B. The offenses included under this subsection include any violation of, attempted violation of, or conspiracy to violate:

1. § 18.2-63 unless registration is required pursuant to subdivision E 1; § 18.2-64.1; former § 18.2-67.2:1; § 18.2-90 with the intent to commit rape; former § 18.1-88 with the intent to commit rape; any felony violation of § 18.2-346; any violation of subdivision (4) of § 18.2-355; any violation of subsection C of § 18.2-357.1; subsection B or C of § 18.2-374.1:1; former subsection D of § 18.2-374.1:1 as it was in effect from July 1, 1994, through June 30, 2007; former clause (iv) of subsection B of § 18.2-374.3 as it was in effect on June 30, 2007; subsection B, C, or D of § 18.2-374.3; or a third or subsequent conviction of (i) § 18.2-67.4, (ii) § 18.2-67.4:2, (iii) subsection C of § 18.2-67.5, or (iv) § 18.2-386.1.

Democrats, Republicans and Independents who are representing The People should be enacting laws that ensure individual freedoms, not restricting civil rights after sentence completion or publicly branding citizens for life because of a specific category of offense. Each year, the General Assembly appears to act as a punitive body, not one that protects civil rights, often disregarding research when passing more legislation that punishes our citizens.
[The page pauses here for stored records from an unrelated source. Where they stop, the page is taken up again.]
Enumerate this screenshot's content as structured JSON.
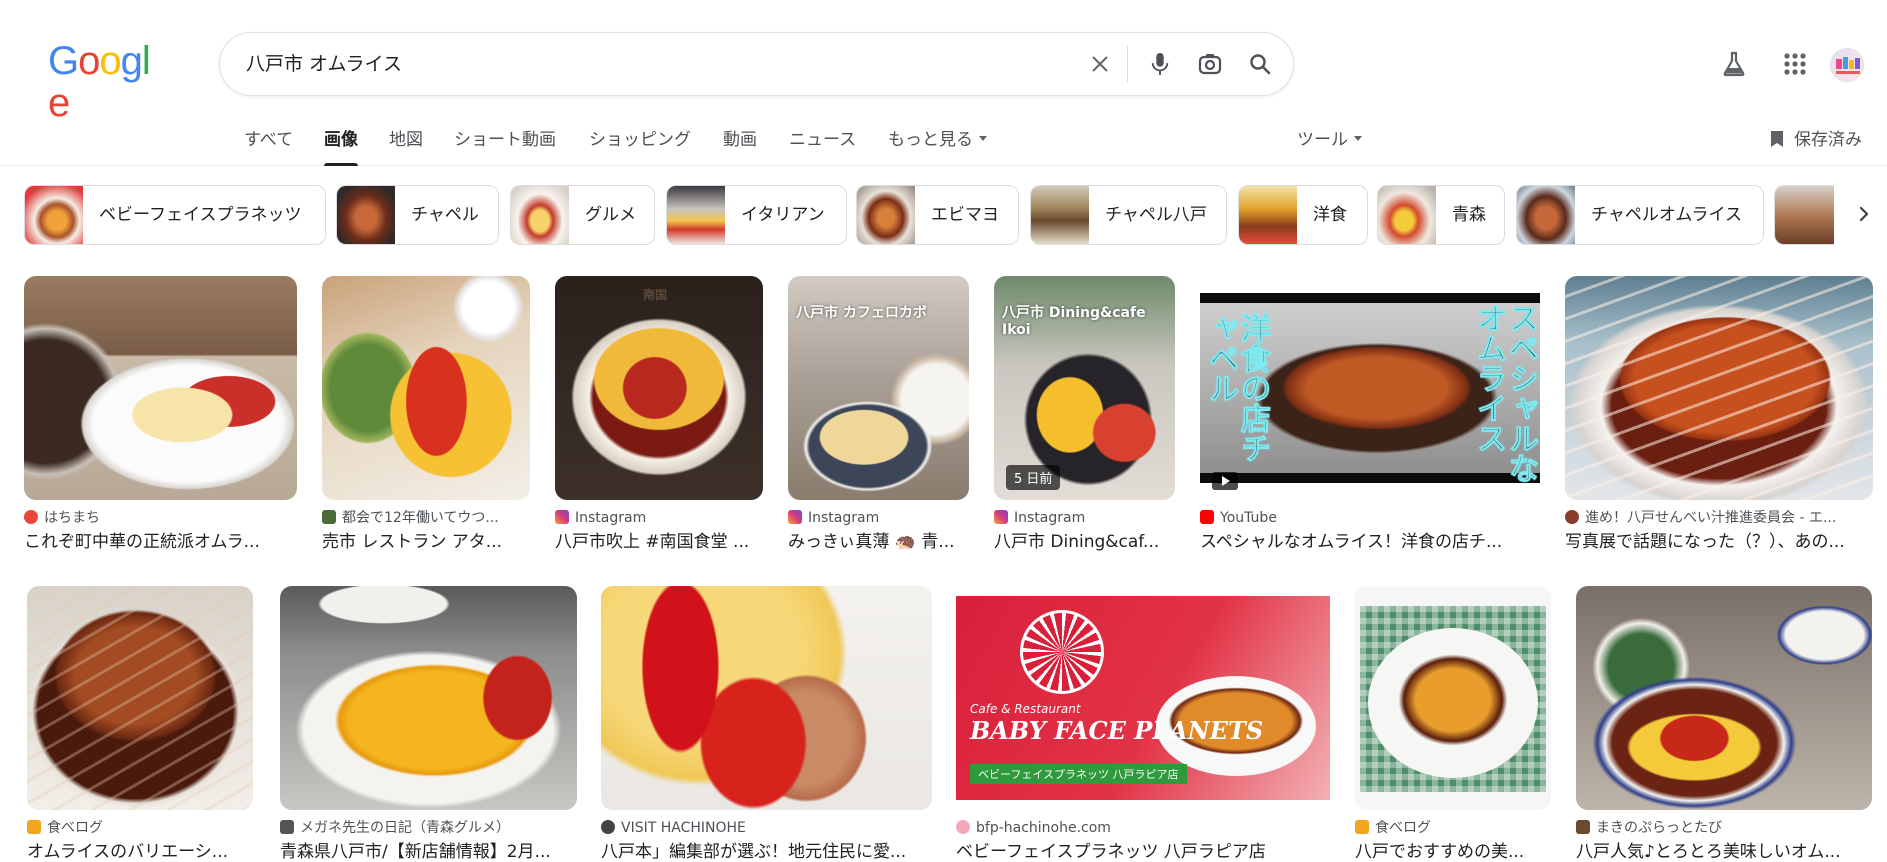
{
  "logo": {
    "letters": [
      "G",
      "o",
      "o",
      "g",
      "l",
      "e"
    ],
    "colors": [
      "#4285F4",
      "#EA4335",
      "#FBBC05",
      "#4285F4",
      "#34A853",
      "#EA4335"
    ]
  },
  "search": {
    "query": "八戸市 オムライス"
  },
  "icons": {
    "clear": "close-icon",
    "voice": "microphone-icon",
    "lens": "camera-icon",
    "search": "search-icon",
    "labs": "flask-icon",
    "apps": "apps-grid-icon",
    "next": "chevron-right-icon",
    "bookmark": "bookmark-icon"
  },
  "tabs": [
    {
      "label": "すべて"
    },
    {
      "label": "画像"
    },
    {
      "label": "地図"
    },
    {
      "label": "ショート動画"
    },
    {
      "label": "ショッピング"
    },
    {
      "label": "動画"
    },
    {
      "label": "ニュース"
    },
    {
      "label": "もっと見る"
    }
  ],
  "tools_label": "ツール",
  "saved_label": "保存済み",
  "chips": [
    {
      "label": "ベビーフェイスプラネッツ"
    },
    {
      "label": "チャペル"
    },
    {
      "label": "グルメ"
    },
    {
      "label": "イタリアン"
    },
    {
      "label": "エビマヨ"
    },
    {
      "label": "チャペル八戸"
    },
    {
      "label": "洋食"
    },
    {
      "label": "青森"
    },
    {
      "label": "チャペルオムライス"
    }
  ],
  "results_row1": [
    {
      "source": "はちまち",
      "title": "これぞ町中華の正統派オムラ..."
    },
    {
      "source": "都会で12年働いてウつ...",
      "title": "売市 レストラン アタ..."
    },
    {
      "source": "Instagram",
      "title": "八戸市吹上 #南国食堂 ..."
    },
    {
      "source": "Instagram",
      "title": "みっきぃ真薄 🦔 青..."
    },
    {
      "source": "Instagram",
      "title": "八戸市 Dining&caf...",
      "badge": "5 日前",
      "overlay": "八戸市 Dining&cafe Ikoi"
    },
    {
      "source": "YouTube",
      "title": "スペシャルなオムライス！洋食の店チ...",
      "vtext_left": "洋食の店チャペル",
      "vtext_right": "スペシャルなオムライス"
    },
    {
      "source": "進め！八戸せんべい汁推進委員会 - エ...",
      "title": "写真展で話題になった（？）、あの..."
    }
  ],
  "results_row1_overlay_cafe": "八戸市 カフェロカボ",
  "results_row2": [
    {
      "source": "食べログ",
      "title": "オムライスのバリエーシ..."
    },
    {
      "source": "メガネ先生の日記（青森グルメ）",
      "title": "青森県八戸市/【新店舗情報】2月..."
    },
    {
      "source": "VISIT HACHINOHE",
      "title": "八戸本」編集部が選ぶ！地元住民に愛..."
    },
    {
      "source": "bfp-hachinohe.com",
      "title": "ベビーフェイスプラネッツ 八戸ラピア店",
      "brand": "BABY FACE PLANETS",
      "banner": "ベビーフェイスプラネッツ 八戸ラピア店",
      "cafe": "Cafe & Restaurant"
    },
    {
      "source": "食べログ",
      "title": "八戸でおすすめの美..."
    },
    {
      "source": "まきのぷらっとたび",
      "title": "八戸人気♪とろとろ美味しいオム..."
    }
  ]
}
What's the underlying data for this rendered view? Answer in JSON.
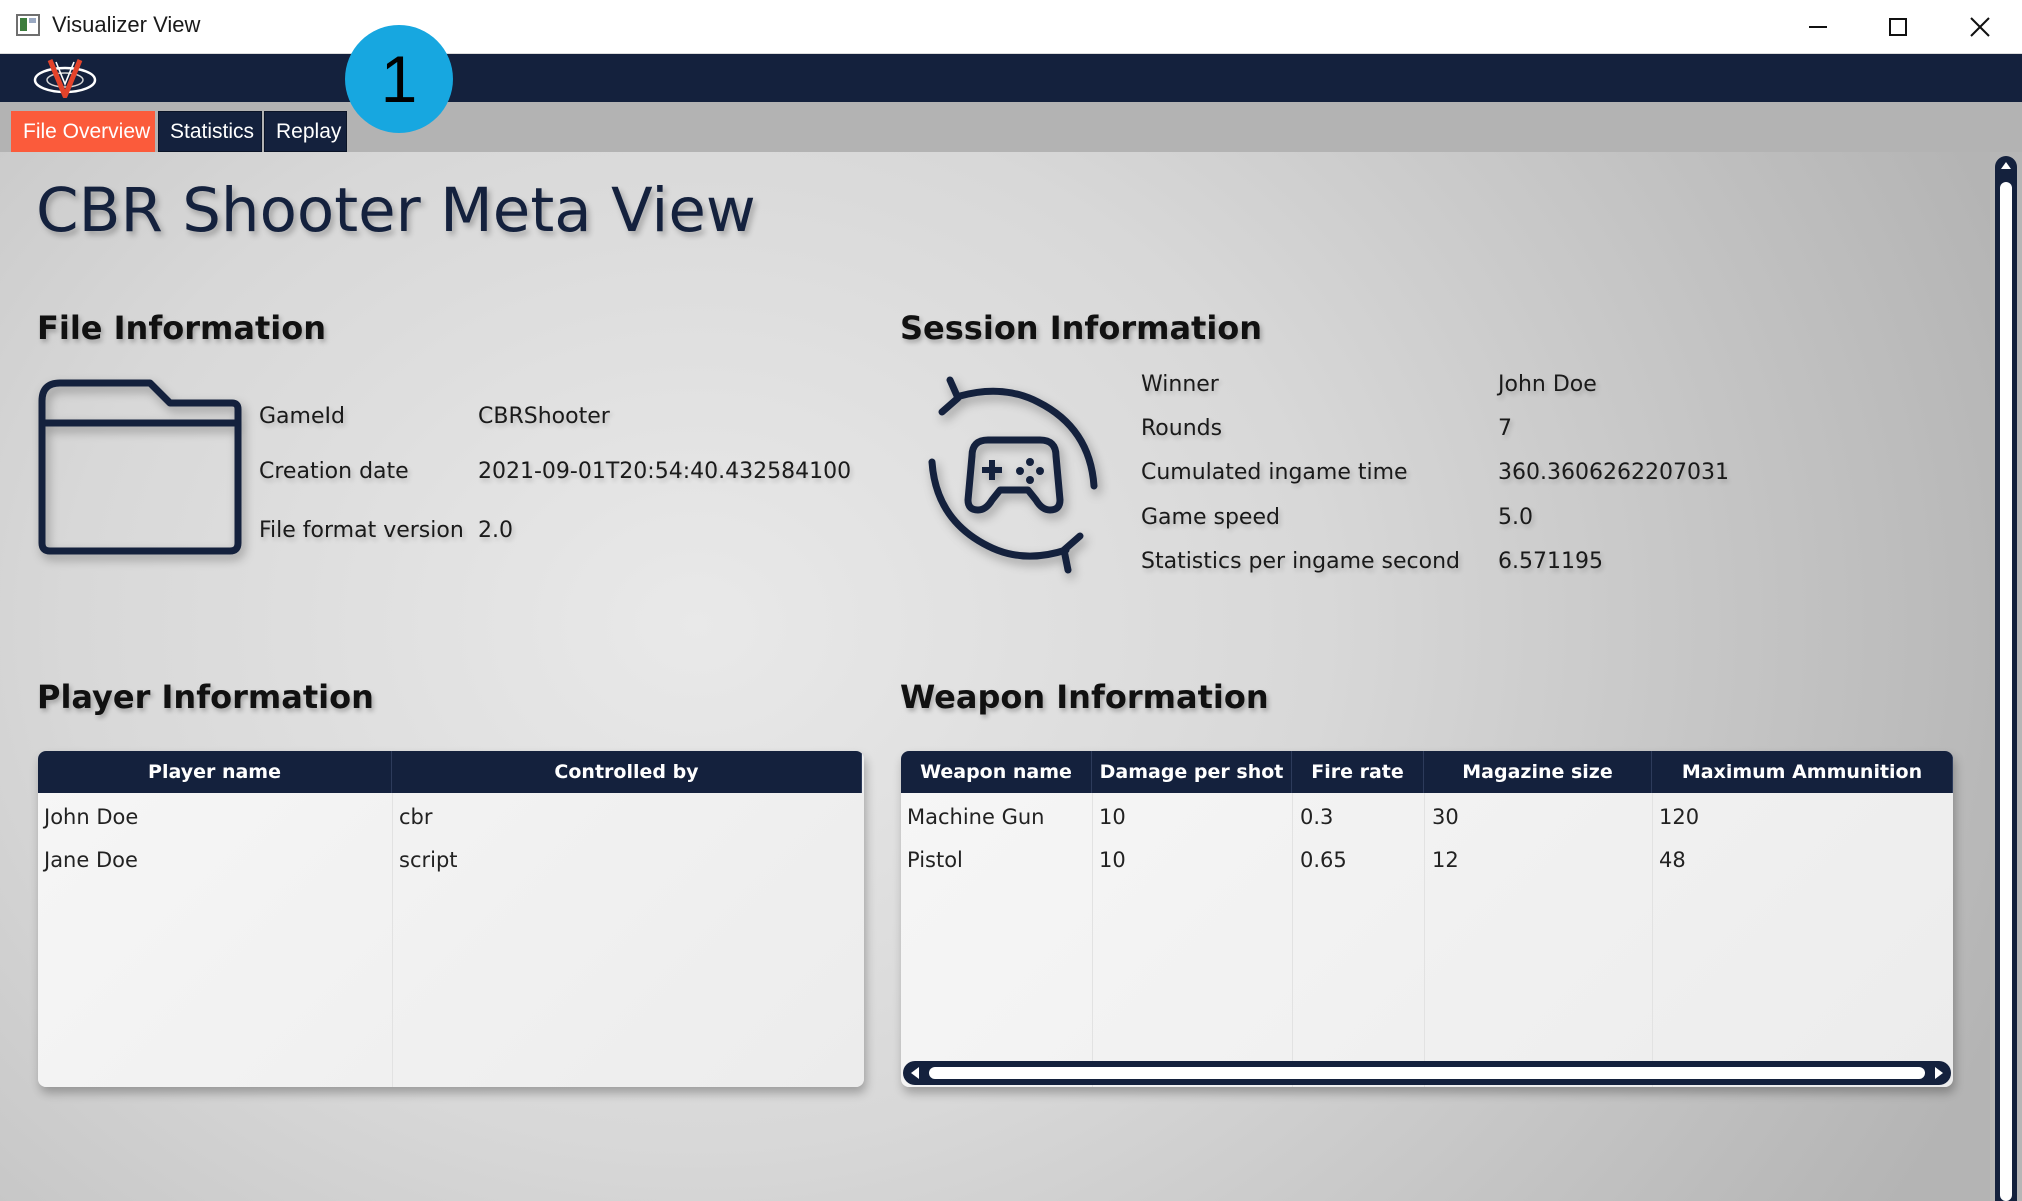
{
  "window": {
    "title": "Visualizer View"
  },
  "tabs": [
    {
      "label": "File Overview",
      "active": true
    },
    {
      "label": "Statistics",
      "active": false
    },
    {
      "label": "Replay",
      "active": false
    }
  ],
  "callout": {
    "label": "1"
  },
  "page": {
    "title": "CBR Shooter Meta View"
  },
  "file_info": {
    "heading": "File Information",
    "rows": [
      {
        "label": "GameId",
        "value": "CBRShooter"
      },
      {
        "label": "Creation date",
        "value": "2021-09-01T20:54:40.432584100"
      },
      {
        "label": "File format version",
        "value": "2.0"
      }
    ]
  },
  "session_info": {
    "heading": "Session Information",
    "rows": [
      {
        "label": "Winner",
        "value": "John Doe"
      },
      {
        "label": "Rounds",
        "value": "7"
      },
      {
        "label": "Cumulated ingame time",
        "value": "360.3606262207031"
      },
      {
        "label": "Game speed",
        "value": "5.0"
      },
      {
        "label": "Statistics per ingame second",
        "value": "6.571195"
      }
    ]
  },
  "player_info": {
    "heading": "Player Information",
    "columns": [
      "Player name",
      "Controlled by"
    ],
    "rows": [
      [
        "John Doe",
        "cbr"
      ],
      [
        "Jane Doe",
        "script"
      ]
    ]
  },
  "weapon_info": {
    "heading": "Weapon Information",
    "columns": [
      "Weapon name",
      "Damage per shot",
      "Fire rate",
      "Magazine size",
      "Maximum Ammunition"
    ],
    "rows": [
      [
        "Machine Gun",
        "10",
        "0.3",
        "30",
        "120"
      ],
      [
        "Pistol",
        "10",
        "0.65",
        "12",
        "48"
      ]
    ]
  },
  "icons": {
    "window": "app-window-icon",
    "minimize": "minimize-icon",
    "maximize": "maximize-icon",
    "close": "close-icon",
    "logo": "visualizer-logo",
    "file": "folder-icon",
    "session": "gamepad-sync-icon"
  },
  "colors": {
    "navy": "#14213d",
    "accent": "#fb5b3b",
    "callout": "#17a7e0"
  }
}
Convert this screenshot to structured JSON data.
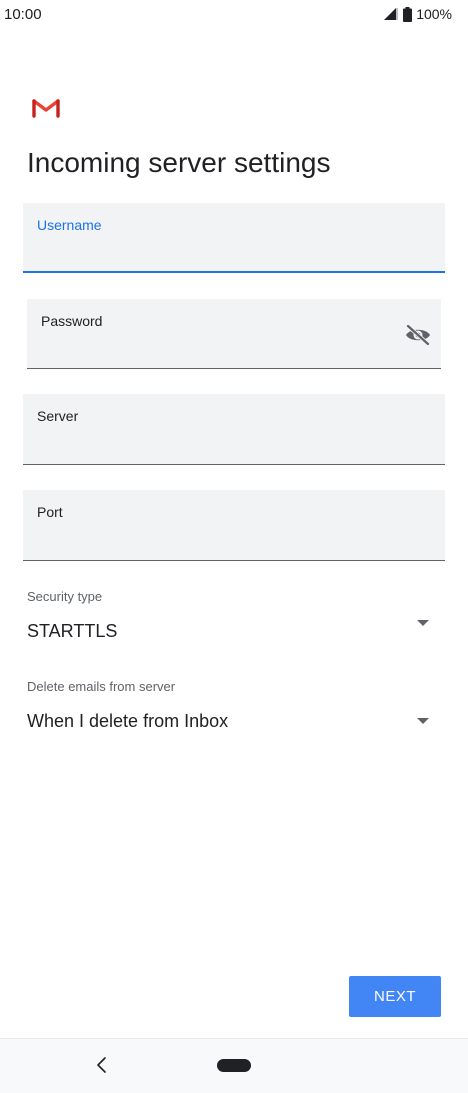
{
  "status_bar": {
    "time": "10:00",
    "battery": "100%",
    "icons": [
      "signal-icon",
      "battery-icon"
    ]
  },
  "app": {
    "logo": "gmail-logo"
  },
  "page": {
    "title": "Incoming server settings"
  },
  "fields": {
    "username": {
      "label": "Username",
      "value": "",
      "focused": true
    },
    "password": {
      "label": "Password",
      "value": "",
      "toggle_icon": "visibility-off-icon"
    },
    "server": {
      "label": "Server",
      "value": ""
    },
    "port": {
      "label": "Port",
      "value": ""
    }
  },
  "security_type": {
    "caption": "Security type",
    "selected": "STARTTLS",
    "icon": "dropdown-arrow-icon"
  },
  "delete_emails": {
    "caption": "Delete emails from server",
    "selected": "When I delete from Inbox",
    "icon": "dropdown-arrow-icon"
  },
  "actions": {
    "next_label": "NEXT"
  },
  "nav_bar": {
    "icons": [
      "back-icon",
      "home-pill-icon"
    ]
  },
  "colors": {
    "accent": "#1a73e8",
    "button": "#4285f4",
    "field_bg": "#f1f3f4",
    "gmail_red": "#ea4335"
  }
}
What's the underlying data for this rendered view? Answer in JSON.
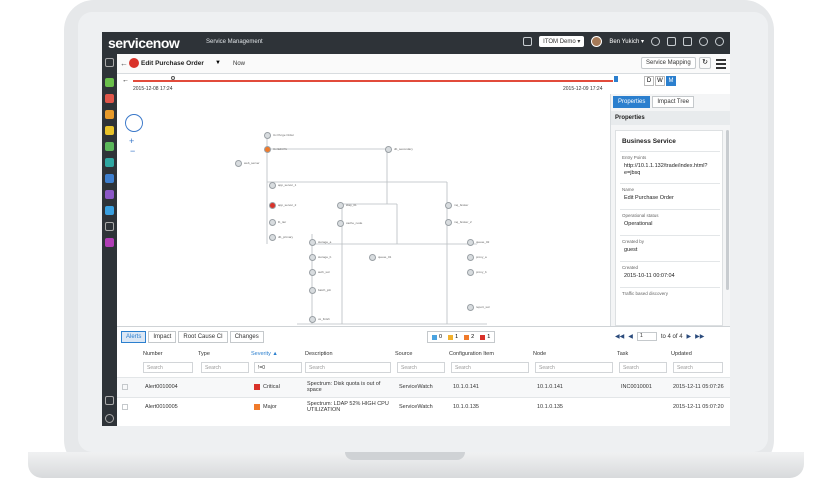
{
  "header": {
    "logo_service": "service",
    "logo_now": "now",
    "app_title": "Service Management",
    "env_pill": "ITOM Demo ▾",
    "user_name": "Ben Yukich ▾"
  },
  "subbar": {
    "form_title": "Edit Purchase Order",
    "now_label": "Now",
    "service_mapping_btn": "Service Mapping"
  },
  "timeline": {
    "start_date": "2015-12-08 17:24",
    "end_date": "2015-12-09 17:24",
    "scale": [
      "D",
      "W",
      "M"
    ]
  },
  "right_panel": {
    "tabs": [
      "Properties",
      "Impact Tree"
    ],
    "heading": "Properties",
    "section_title": "Business Service",
    "fields": [
      {
        "label": "Entry Points",
        "value": "http://10.1.1.132/trade/index.html?e=jbsq"
      },
      {
        "label": "Name",
        "value": "Edit Purchase Order"
      },
      {
        "label": "Operational status",
        "value": "Operational"
      },
      {
        "label": "Created by",
        "value": "guest"
      },
      {
        "label": "Created",
        "value": "2015-10-11 00:07:04"
      },
      {
        "label": "Traffic based discovery",
        "value": ""
      }
    ]
  },
  "bottom": {
    "tabs": [
      "Alerts",
      "Impact",
      "Root Cause CI",
      "Changes"
    ],
    "legend": [
      {
        "count": "0",
        "color": "#4aa3e0"
      },
      {
        "count": "1",
        "color": "#f2b12e"
      },
      {
        "count": "2",
        "color": "#f07a2a"
      },
      {
        "count": "1",
        "color": "#d9322a"
      }
    ],
    "pager": {
      "page": "1",
      "of_text": "to 4 of 4"
    },
    "columns": [
      "Number",
      "Type",
      "Severity ▲",
      "Description",
      "Source",
      "Configuration Item",
      "Node",
      "Task",
      "Updated"
    ],
    "filters": [
      "Search",
      "Search",
      "!=0",
      "Search",
      "Search",
      "Search",
      "Search",
      "Search",
      "Search"
    ],
    "rows": [
      {
        "number": "Alert0010004",
        "type": "",
        "severity": "Critical",
        "sev_color": "#d9322a",
        "description": "Spectrum: Disk quota is out of space",
        "source": "ServiceWatch",
        "ci": "10.1.0.141",
        "node": "10.1.0.141",
        "task": "INC0010001",
        "updated": "2015-12-11 05:07:26"
      },
      {
        "number": "Alert0010005",
        "type": "",
        "severity": "Major",
        "sev_color": "#f07a2a",
        "description": "Spectrum: LDAP 52% HIGH CPU UTILIZATION",
        "source": "ServiceWatch",
        "ci": "10.1.0.135",
        "node": "10.1.0.135",
        "task": "",
        "updated": "2015-12-11 05:07:20"
      }
    ]
  },
  "diagram_nodes": [
    {
      "label": "Ux Purge Order"
    },
    {
      "label": "Ux Edit Po"
    },
    {
      "label": "web_server"
    },
    {
      "label": "app_server_1"
    },
    {
      "label": "app_server_2"
    },
    {
      "label": "lb_tier"
    },
    {
      "label": "db_primary"
    },
    {
      "label": "db_secondary"
    },
    {
      "label": "ldap_01"
    },
    {
      "label": "cache_node"
    },
    {
      "label": "mq_broker"
    },
    {
      "label": "mq_broker_2"
    },
    {
      "label": "storage_a"
    },
    {
      "label": "storage_b"
    },
    {
      "label": "auth_svc"
    },
    {
      "label": "queue_01"
    },
    {
      "label": "queue_02"
    },
    {
      "label": "proxy_a"
    },
    {
      "label": "proxy_b"
    },
    {
      "label": "batch_job"
    },
    {
      "label": "report_svc"
    },
    {
      "label": "ux_finish"
    }
  ]
}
By the way, here's another bill to consider to ensure we maintain our part-time legislature and give it adequate time to debate the bills before it -

A member of the Senate of Virginia or Virginia House of Delegates is permitted to introduce a bill during the current session for every two bills that member introduced, and that were enacted during the previous session, that eliminated sections or subsections of the Code of Virginia.